By: Ruig & Partners 03-07-2015

Categories:** HR Legal Clinic,

The following reflect the biggest changes in the regulations on dismissal law since 1945. During this year we expect to inform you about our first practice experience during a seminar. For now, we would like to highlight the key changes

DISMISSAL
The purpose of new dismissal law according to the government: it should be more fair and cheaper. There will be only one fixed route for grounds for dismissal: for grounds of long term disability and or economic reasons, the Dutch Employee Insurance Implementing Agency (UWV) needs to be addressed. All other grounds are at the jurisdiction of the Cantonial Court. The employer can therefore no longer choose between the two of them for any given case. Besides, the grounds for dismissal will be judged more strictly. No forum shopping of different grounds for dismissal is allowed. The employer simply should choose one of the grounds that the new legislation offers. Procedural measures are incorporated as well. Under the new law it will be possible to appeal all the way to the Supreme Court.

NO SERVERANCE PAYMENT BUT A SO CALLED TRANSITION COMPENSATION
All employees who are employed longer than two years with the employer are entitled to a Transition compensation. The former Cantonial Court formula will no longer apply. The Transition compensation is equal to one third of a month salary, for every full year of service. Half a month salary per full year of service applies to someone who has been employed for over 10 years. The compensation is maximized at EUR 75.000,-- or a full year salary for employees who earn more than that. For “small scaled” employers a (temporary) limitation applies to the above. They only have to pay a Transition compensation in case the initiative of termination is taken by the employer. 

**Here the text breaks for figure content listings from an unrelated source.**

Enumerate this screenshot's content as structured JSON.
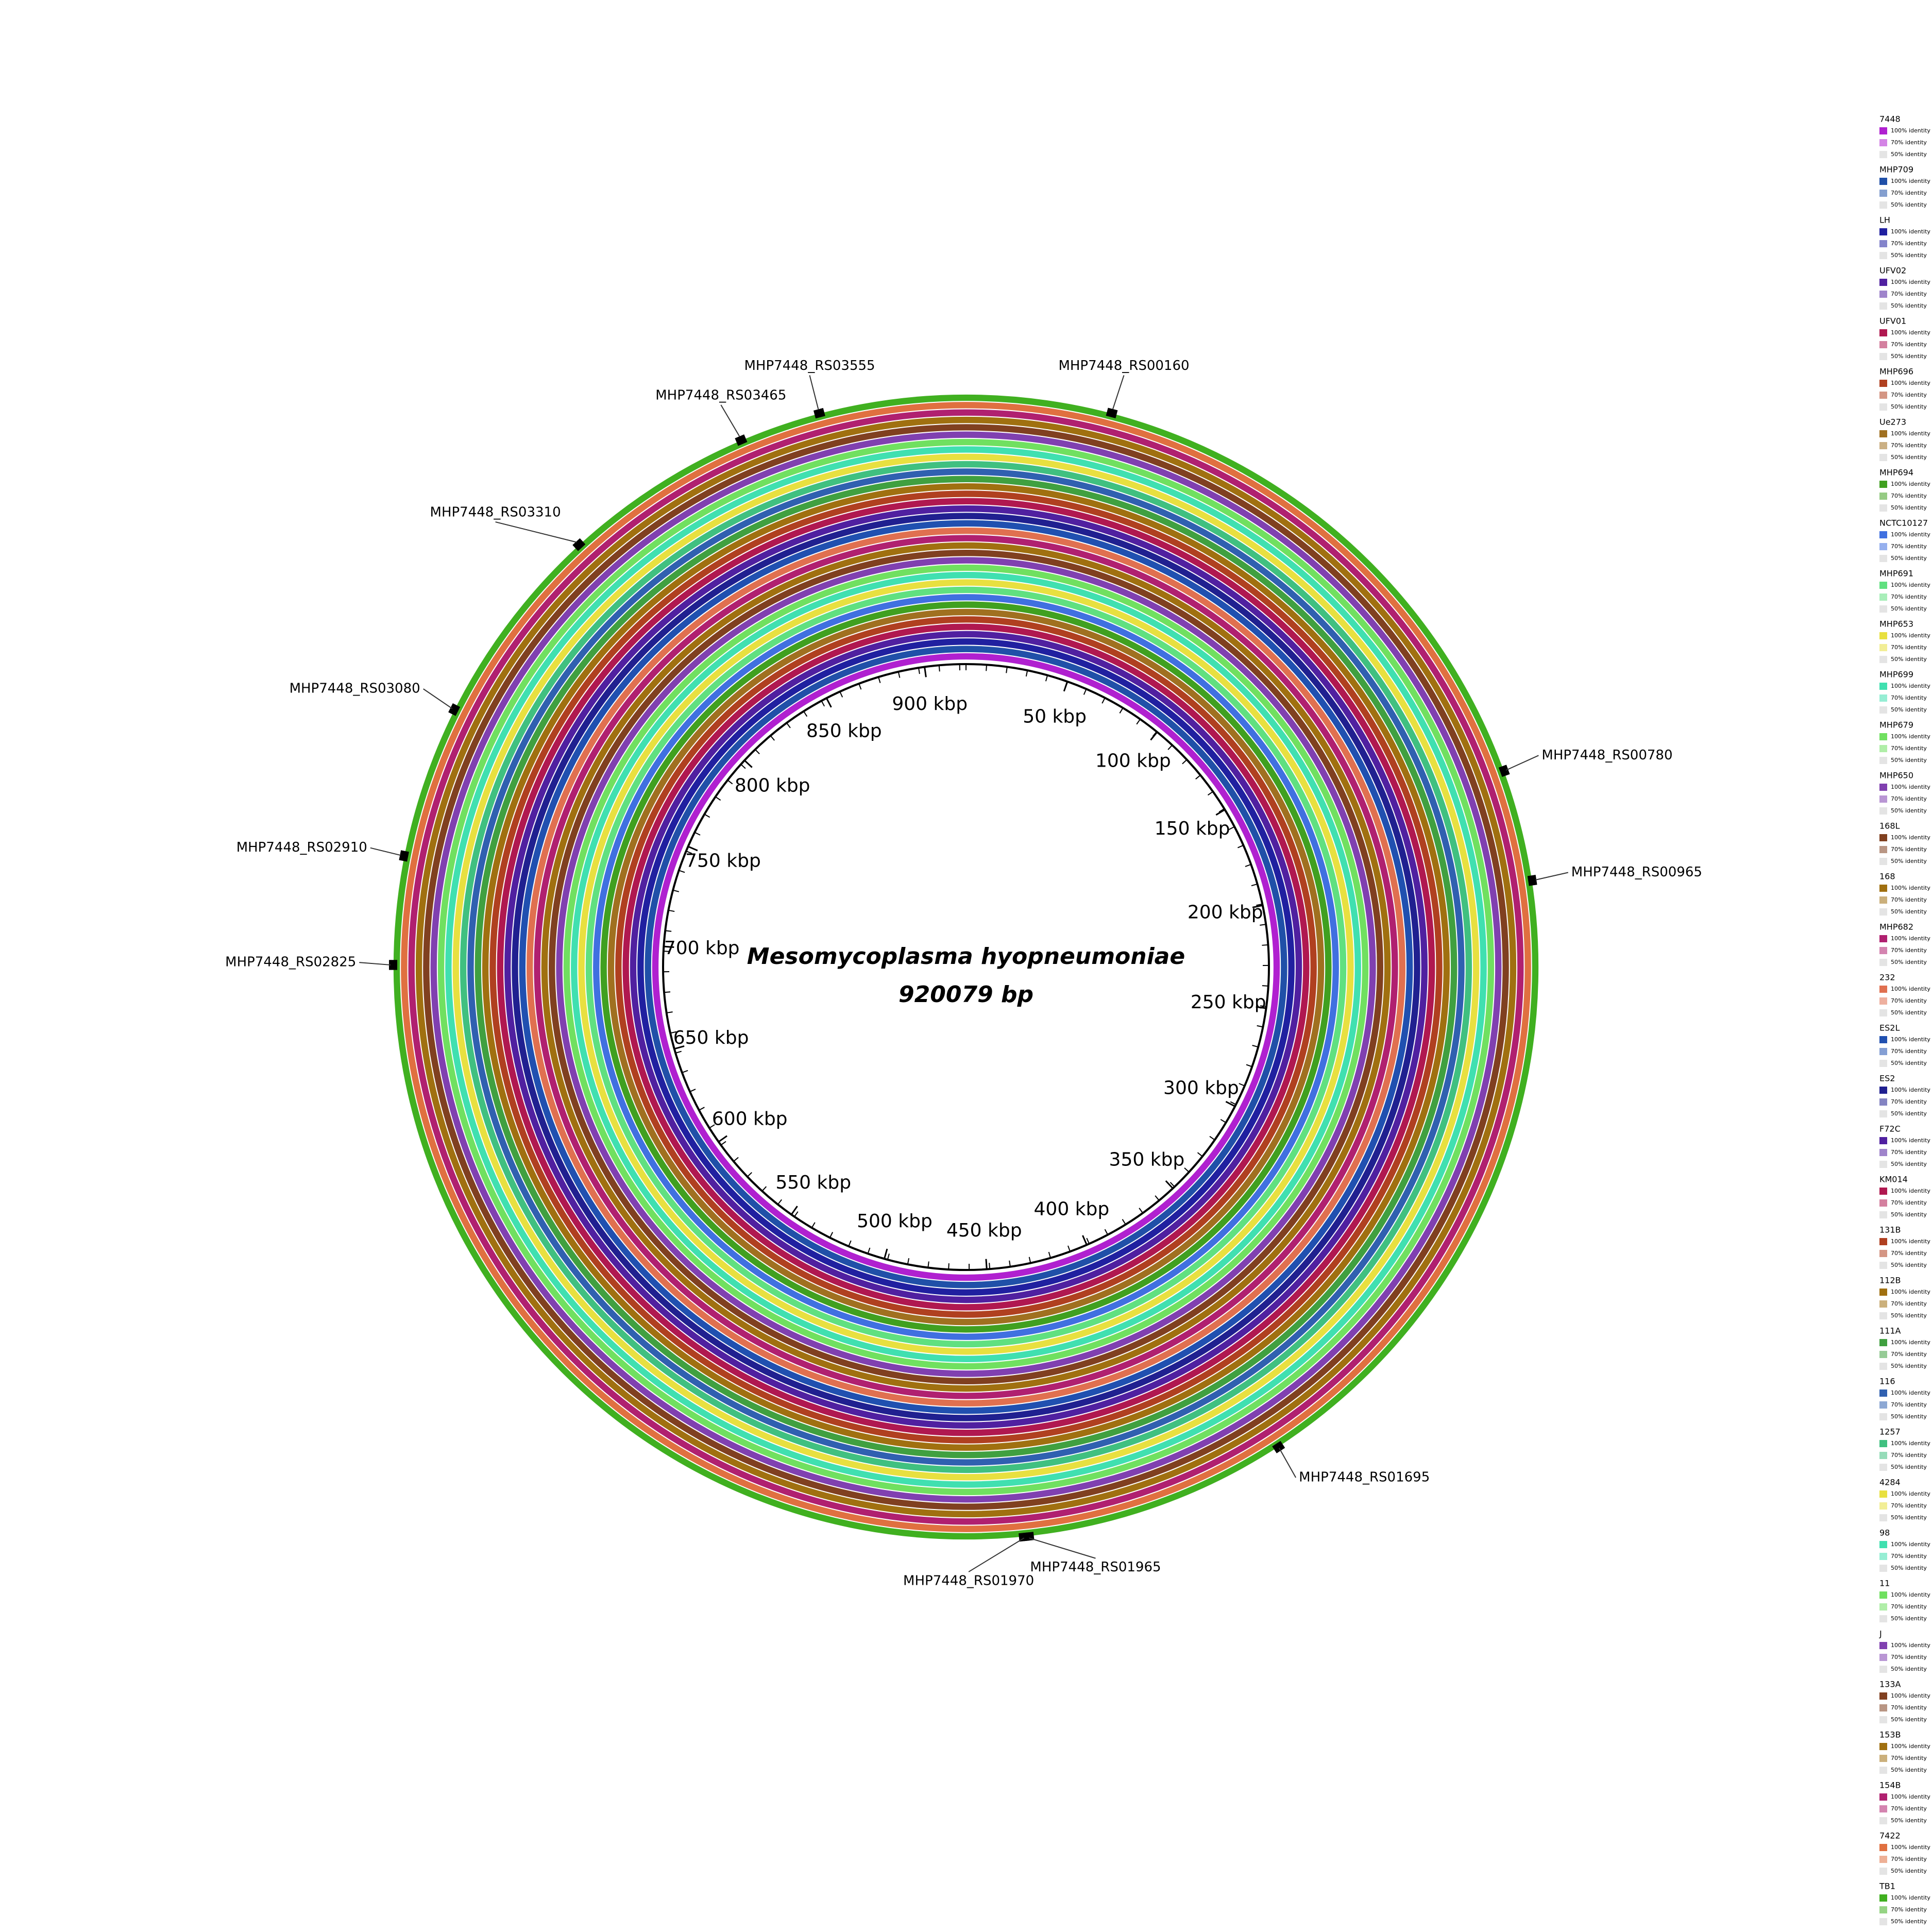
{
  "title": "Mesomycoplasma hyopneumoniae",
  "genome": {
    "value": 920079,
    "label": "920079 bp"
  },
  "scale": [
    {
      "value": 50,
      "label": "50 kbp"
    },
    {
      "value": 100,
      "label": "100 kbp"
    },
    {
      "value": 150,
      "label": "150 kbp"
    },
    {
      "value": 200,
      "label": "200 kbp"
    },
    {
      "value": 250,
      "label": "250 kbp"
    },
    {
      "value": 300,
      "label": "300 kbp"
    },
    {
      "value": 350,
      "label": "350 kbp"
    },
    {
      "value": 400,
      "label": "400 kbp"
    },
    {
      "value": 450,
      "label": "450 kbp"
    },
    {
      "value": 500,
      "label": "500 kbp"
    },
    {
      "value": 550,
      "label": "550 kbp"
    },
    {
      "value": 600,
      "label": "600 kbp"
    },
    {
      "value": 650,
      "label": "650 kbp"
    },
    {
      "value": 700,
      "label": "700 kbp"
    },
    {
      "value": 750,
      "label": "750 kbp"
    },
    {
      "value": 800,
      "label": "800 kbp"
    },
    {
      "value": 850,
      "label": "850 kbp"
    },
    {
      "value": 900,
      "label": "900 kbp"
    }
  ],
  "genes": [
    "MHP7448_RS00160",
    "MHP7448_RS00780",
    "MHP7448_RS00965",
    "MHP7448_RS01695",
    "MHP7448_RS01965",
    "MHP7448_RS01970",
    "MHP7448_RS02825",
    "MHP7448_RS02910",
    "MHP7448_RS03080",
    "MHP7448_RS03310",
    "MHP7448_RS03465",
    "MHP7448_RS03555"
  ],
  "identity_levels": [
    "100% identity",
    "70% identity",
    "50% identity"
  ],
  "legend": [
    {
      "name": "7448",
      "color": "#b020d0"
    },
    {
      "name": "MHP709",
      "color": "#2050a8"
    },
    {
      "name": "LH",
      "color": "#2020a0"
    },
    {
      "name": "UFV02",
      "color": "#5020a0"
    },
    {
      "name": "UFV01",
      "color": "#b01850"
    },
    {
      "name": "MHP696",
      "color": "#b04020"
    },
    {
      "name": "Ue273",
      "color": "#a07020"
    },
    {
      "name": "MHP694",
      "color": "#40a020"
    },
    {
      "name": "NCTC10127",
      "color": "#4070e0"
    },
    {
      "name": "MHP691",
      "color": "#60e080"
    },
    {
      "name": "MHP653",
      "color": "#e8e040"
    },
    {
      "name": "MHP699",
      "color": "#40e0b0"
    },
    {
      "name": "MHP679",
      "color": "#70e060"
    },
    {
      "name": "MHP650",
      "color": "#8040b0"
    },
    {
      "name": "168L",
      "color": "#804020"
    },
    {
      "name": "168",
      "color": "#a07010"
    },
    {
      "name": "MHP682",
      "color": "#b02070"
    },
    {
      "name": "232",
      "color": "#e07050"
    },
    {
      "name": "ES2L",
      "color": "#2050b0"
    },
    {
      "name": "ES2",
      "color": "#202090"
    },
    {
      "name": "F72C",
      "color": "#5020a0"
    },
    {
      "name": "KM014",
      "color": "#b01850"
    },
    {
      "name": "131B",
      "color": "#b04020"
    },
    {
      "name": "112B",
      "color": "#a07010"
    },
    {
      "name": "111A",
      "color": "#40a040"
    },
    {
      "name": "116",
      "color": "#3060b0"
    },
    {
      "name": "1257",
      "color": "#40c080"
    },
    {
      "name": "4284",
      "color": "#e8e040"
    },
    {
      "name": "98",
      "color": "#40e0b0"
    },
    {
      "name": "11",
      "color": "#70e060"
    },
    {
      "name": "J",
      "color": "#8040b0"
    },
    {
      "name": "133A",
      "color": "#804020"
    },
    {
      "name": "153B",
      "color": "#a07010"
    },
    {
      "name": "154B",
      "color": "#b02070"
    },
    {
      "name": "7422",
      "color": "#e07040"
    },
    {
      "name": "TB1",
      "color": "#40b020"
    }
  ]
}
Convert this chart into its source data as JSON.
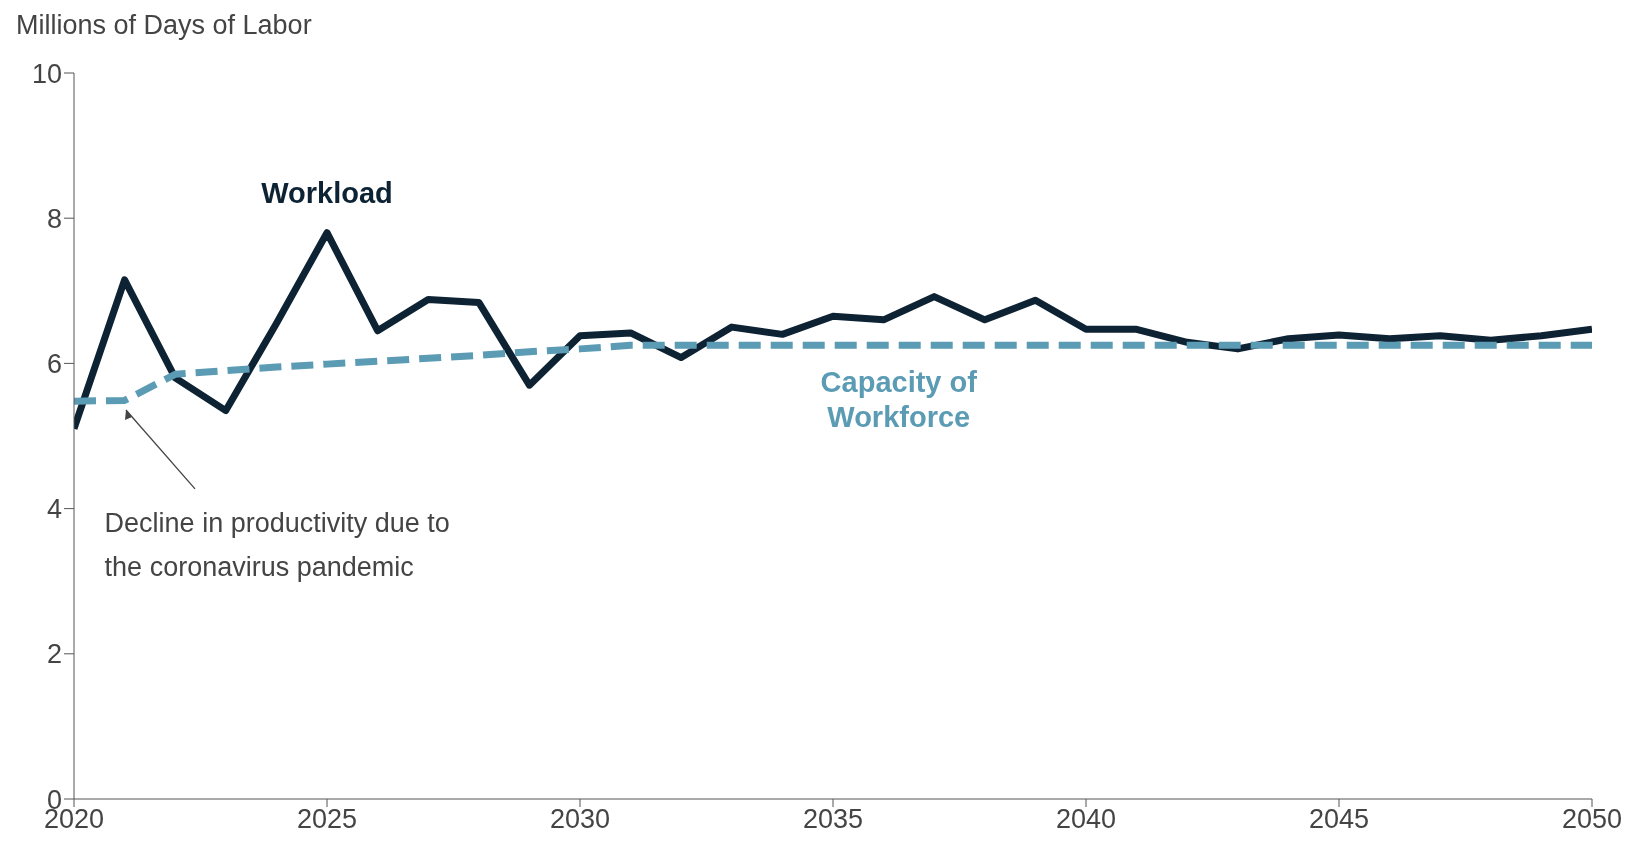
{
  "chart_data": {
    "type": "line",
    "ylabel": "Millions of Days of Labor",
    "x": [
      2020,
      2021,
      2022,
      2023,
      2024,
      2025,
      2026,
      2027,
      2028,
      2029,
      2030,
      2031,
      2032,
      2033,
      2034,
      2035,
      2036,
      2037,
      2038,
      2039,
      2040,
      2041,
      2042,
      2043,
      2044,
      2045,
      2046,
      2047,
      2048,
      2049,
      2050
    ],
    "series": [
      {
        "name": "Workload",
        "color": "#0d2233",
        "line_style": "solid",
        "values": [
          5.1,
          7.15,
          5.8,
          5.35,
          6.55,
          7.8,
          6.45,
          6.88,
          6.84,
          5.7,
          6.38,
          6.42,
          6.08,
          6.5,
          6.4,
          6.65,
          6.6,
          6.92,
          6.6,
          6.87,
          6.47,
          6.47,
          6.29,
          6.2,
          6.34,
          6.39,
          6.34,
          6.38,
          6.32,
          6.38,
          6.47
        ]
      },
      {
        "name": "Capacity of Workforce",
        "color": "#5b9bb4",
        "line_style": "dashed",
        "values": [
          5.48,
          5.49,
          5.85,
          5.9,
          5.95,
          5.99,
          6.03,
          6.07,
          6.11,
          6.16,
          6.2,
          6.25,
          6.25,
          6.25,
          6.25,
          6.25,
          6.25,
          6.25,
          6.25,
          6.25,
          6.25,
          6.25,
          6.25,
          6.25,
          6.25,
          6.25,
          6.25,
          6.25,
          6.25,
          6.25,
          6.25
        ]
      }
    ],
    "xlim": [
      2020,
      2050
    ],
    "xticks": [
      2020,
      2025,
      2030,
      2035,
      2040,
      2045,
      2050
    ],
    "ylim": [
      0,
      10
    ],
    "yticks": [
      0,
      2,
      4,
      6,
      8,
      10
    ],
    "grid": false,
    "legend": false,
    "marker": "none",
    "annotations": [
      "Decline in productivity due to the coronavirus pandemic"
    ]
  }
}
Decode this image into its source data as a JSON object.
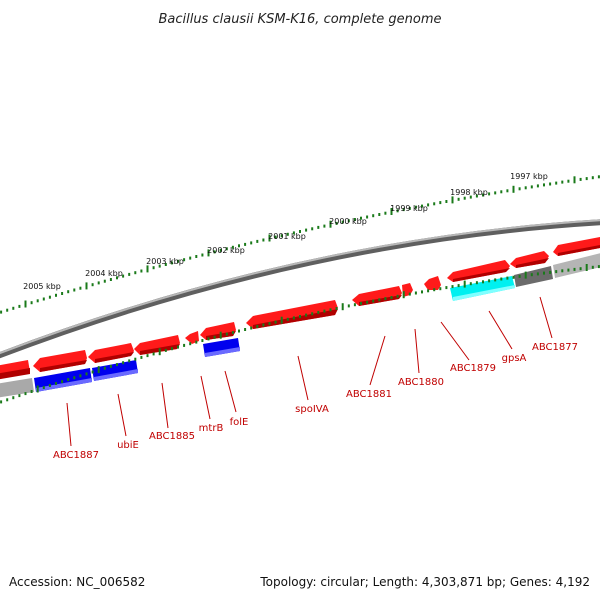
{
  "title": "Bacillus clausii KSM-K16, complete genome",
  "accession_text": "Accession: NC_006582",
  "summary_text": "Topology: circular; Length: 4,303,871 bp; Genes: 4,192",
  "colors": {
    "cds": "#ff0000",
    "cds_shade": "#a00000",
    "highlight_blue": "#0000ee",
    "highlight_cyan": "#00ffff",
    "backbone": "#888888",
    "ticks": "#1a7a1a",
    "label": "#c00000"
  },
  "scale_ticks": [
    {
      "label": "2005 kbp"
    },
    {
      "label": "2004 kbp"
    },
    {
      "label": "2003 kbp"
    },
    {
      "label": "2002 kbp"
    },
    {
      "label": "2001 kbp"
    },
    {
      "label": "2000 kbp"
    },
    {
      "label": "1999 kbp"
    },
    {
      "label": "1998 kbp"
    },
    {
      "label": "1997 kbp"
    }
  ],
  "genes": [
    {
      "name": "ABC1887"
    },
    {
      "name": "ubiE"
    },
    {
      "name": "ABC1885"
    },
    {
      "name": "mtrB"
    },
    {
      "name": "folE"
    },
    {
      "name": "spoIVA"
    },
    {
      "name": "ABC1881"
    },
    {
      "name": "ABC1880"
    },
    {
      "name": "ABC1879"
    },
    {
      "name": "gpsA"
    },
    {
      "name": "ABC1877"
    }
  ]
}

CHAIN OF EMPLOYMENT AGREEMENTS FOR A DEFINITE PERIOD OF TIME
Until June 30, 2015 it is possible to enter into 3 employment agreements for a definite period of time, within a period of 3 years. The last agreement then ends by operation of law. As of July 1, 2015 this is different. As from then it is only possible to enter into 3 fixed term contracts within a period of 2 years. This chain may be interrupted by a period of no longer than 6 months of unemployment before the chain starts again (currently this is 3 months). 

UNEMPLOYMENT
After 6 months of unemployment all jobs are considered fitting jobs and therefore in principle have to be excepted by the employee. This measure should provide an incentive for people to find another job as soon as possible and no longer use unemployment benefits. Besides, employees can keep 30% of every Euro they earn on top of their unemployment benefits, as far as the wages they earn are lower than the salary they earned before they became unemployed. 

FIRST EXPERIENCES OF MANDATORY NOTIFICATION
As you undoubtedly already know since January 1, 2015 for fixed-term employment agreements, a so called mandatory “notification duty” for the employer applies: the employer must inform the employee at least 1 month before the expiry date of the written contract, if the employment agreement will be continued and if so, under what conditions. Meanwhile, there have been some Cantonial judges who “fined” employers for 1 gross month salary because they forgot to fulfill their notification duty, or did not realize they had one. It seems that it is allowed to fulfill the notification duty when entering into the employment agreement. It thus becomes a part of the employment agreement itself and it is allowed to state that the employment agreement will not be continued when the fixed term contract expires. This does not come across as friendly to the employee, but it eliminates the risk of the event that the employer forgets to notify the employee in due time.